Teachers across the UK are to take industrial action short of a strike in their long-running dispute with the Government over pay, jobs, pensions and workloads.
The National Union of Teachers and NASUWT said their members will take co-ordinated action from September 26.
The unions said the aim was not to affect pupils, with the action including not attending meetings, filling in forms or covering for absent staff.
Unions said the action was intended to be pupil, parent and public-friendly, whilst resisting Government policies which they said were undermining teachers' ability to work effectively.
Chris Keates, general secretary of NASUWT, said: "The Secretary of State for Education was put on notice in May that he could address teachers' concerns and avoid the possibility of further industrial action.
"He has recklessly disregarded this warning.
"At every turn, the Secretary of State shows contempt for the teaching workforce.
"What happens to teachers directly affects the quality of education for children and young people. Teachers and their pupils deserve better."
Christine Blower, general secretary of the NUT, said: "Teachers' morale is dangerously low.

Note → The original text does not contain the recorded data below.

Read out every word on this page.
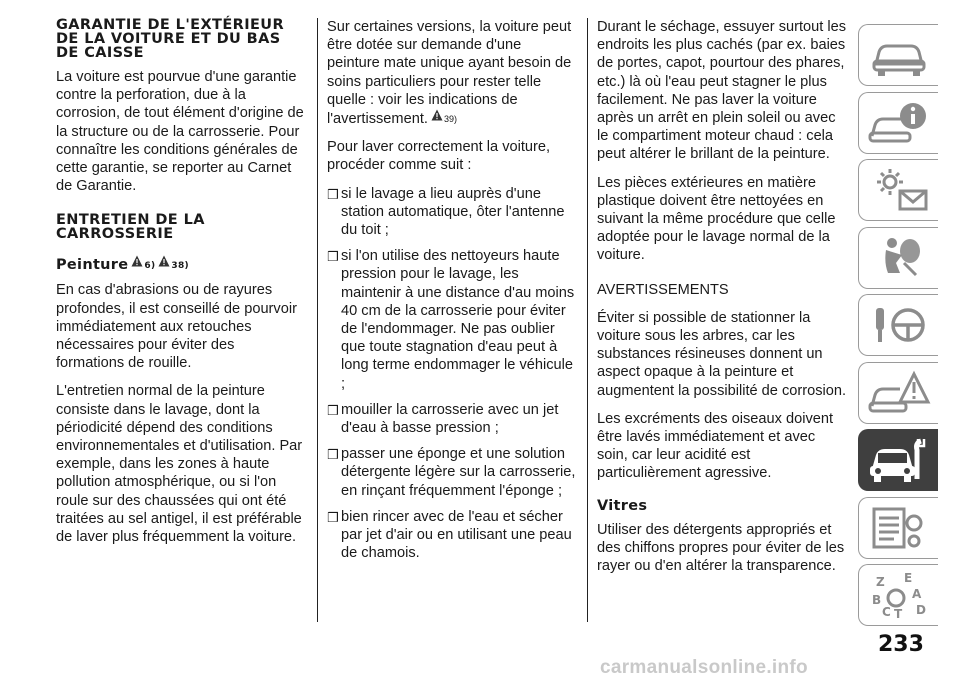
GARANTIE DE L'EXTÉRIEUR DE LA VOITURE ET DU BAS DE CAISSE

La voiture est pourvue d'une garantie contre la perforation, due à la corrosion, de tout élément d'origine de la structure ou de la carrosserie. Pour connaître les conditions générales de cette garantie, se reporter au Carnet de Garantie.

ENTRETIEN DE LA CARROSSERIE
Peinture 6) 38)

En cas d'abrasions ou de rayures profondes, il est conseillé de pourvoir immédiatement aux retouches nécessaires pour éviter des formations de rouille.

L'entretien normal de la peinture consiste dans le lavage, dont la périodicité dépend des conditions environnementales et d'utilisation. Par exemple, dans les zones à haute pollution atmosphérique, ou si l'on roule sur des chaussées qui ont été traitées au sel antigel, il est préférable de laver plus fréquemment la voiture.

Sur certaines versions, la voiture peut être dotée sur demande d'une peinture mate unique ayant besoin de soins particuliers pour rester telle quelle : voir les indications de l'avertissement. 39)

Pour laver correctement la voiture, procéder comme suit :

❒ si le lavage a lieu auprès d'une station automatique, ôter l'antenne du toit ;
❒ si l'on utilise des nettoyeurs haute pression pour le lavage, les maintenir à une distance d'au moins 40 cm de la carrosserie pour éviter de l'endommager. Ne pas oublier que toute stagnation d'eau peut à long terme endommager le véhicule ;
❒ mouiller la carrosserie avec un jet d'eau à basse pression ;
❒ passer une éponge et une solution détergente légère sur la carrosserie, en rinçant fréquemment l'éponge ;
❒ bien rincer avec de l'eau et sécher par jet d'air ou en utilisant une peau de chamois.

Durant le séchage, essuyer surtout les endroits les plus cachés (par ex. baies de portes, capot, pourtour des phares, etc.) là où l'eau peut stagner le plus facilement. Ne pas laver la voiture après un arrêt en plein soleil ou avec le compartiment moteur chaud : cela peut altérer le brillant de la peinture.

Les pièces extérieures en matière plastique doivent être nettoyées en suivant la même procédure que celle adoptée pour le lavage normal de la voiture.

AVERTISSEMENTS

Éviter si possible de stationner la voiture sous les arbres, car les substances résineuses donnent un aspect opaque à la peinture et augmentent la possibilité de corrosion.

Les excréments des oiseaux doivent être lavés immédiatement et avec soin, car leur acidité est particulièrement agressive.

Vitres

Utiliser des détergents appropriés et des chiffons propres pour éviter de les rayer ou d'en altérer la transparence.

Z E
A
B
C T D
233
carmanualsonline.info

Over-the-top accountability measures are exhausting teachers and the idea that they can work to 68 is absurd.
"For the sake of teachers and children's education, these constant attacks from Government need to stop."

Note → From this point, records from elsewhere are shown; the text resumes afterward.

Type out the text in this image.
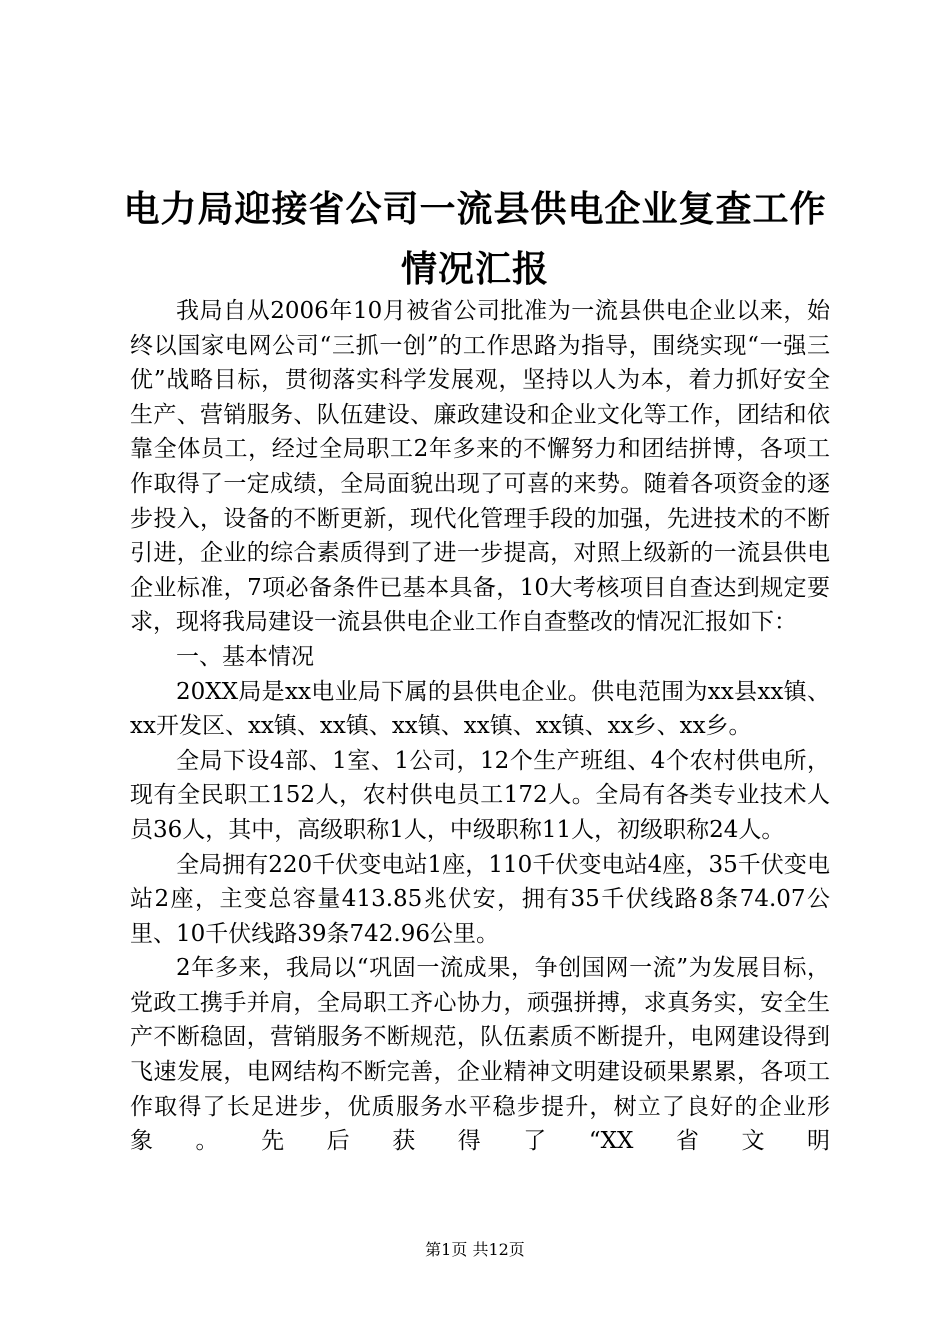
电力局迎接省公司一流县供电企业复查工作情况汇报

我局自从2006年10月被省公司批准为一流县供电企业以来，始终以国家电网公司“三抓一创”的工作思路为指导，围绕实现“一强三优”战略目标，贯彻落实科学发展观，坚持以人为本，着力抓好安全生产、营销服务、队伍建设、廉政建设和企业文化等工作，团结和依靠全体员工，经过全局职工2年多来的不懈努力和团结拼博，各项工作取得了一定成绩，全局面貌出现了可喜的来势。随着各项资金的逐步投入，设备的不断更新，现代化管理手段的加强，先进技术的不断引进，企业的综合素质得到了进一步提高，对照上级新的一流县供电企业标准，7项必备条件已基本具备，10大考核项目自查达到规定要求，现将我局建设一流县供电企业工作自查整改的情况汇报如下：

一、基本情况

20XX局是xx电业局下属的县供电企业。供电范围为xx县xx镇、xx开发区、xx镇、xx镇、xx镇、xx镇、xx镇、xx乡、xx乡。

全局下设4部、1室、1公司，12个生产班组、4个农村供电所，现有全民职工152人，农村供电员工172人。全局有各类专业技术人员36人，其中，高级职称1人，中级职称11人，初级职称24人。

全局拥有220千伏变电站1座，110千伏变电站4座，35千伏变电站2座，主变总容量413.85兆伏安，拥有35千伏线路8条74.07公里、10千伏线路39条742.96公里。

2年多来，我局以“巩固一流成果，争创国网一流”为发展目标，党政工携手并肩，全局职工齐心协力，顽强拼搏，求真务实，安全生产不断稳固，营销服务不断规范，队伍素质不断提升，电网建设得到飞速发展，电网结构不断完善，企业精神文明建设硕果累累，各项工作取得了长足进步，优质服务水平稳步提升，树立了良好的企业形象。先后获得了“XX省文明

第1页 共12页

NUT deputy general-secretary Kevin Courtney said the action will be followed by strikes if the Government did not deal with teachers' concerns.
The action from September 26 was not aimed at damaging pupils' education, but would reduce teachers' workloads, he said.
"We will keep strike action under consideration and the Government will have to move by half term at the end of October."
The teachers pay review body will report back by the end of October on issues such as local pay, and the Government's response will determine the unions' next move, said Mr Courtney.
Teachers will soon start a second year of a pay freeze, followed by a 1% increase for each of the following two years.
Mr Courtney said teachers were not being asked to withdraw from school sports or voluntary activities.
The NASUWT and the NUT represent nine out of 10 teachers in England and Wales.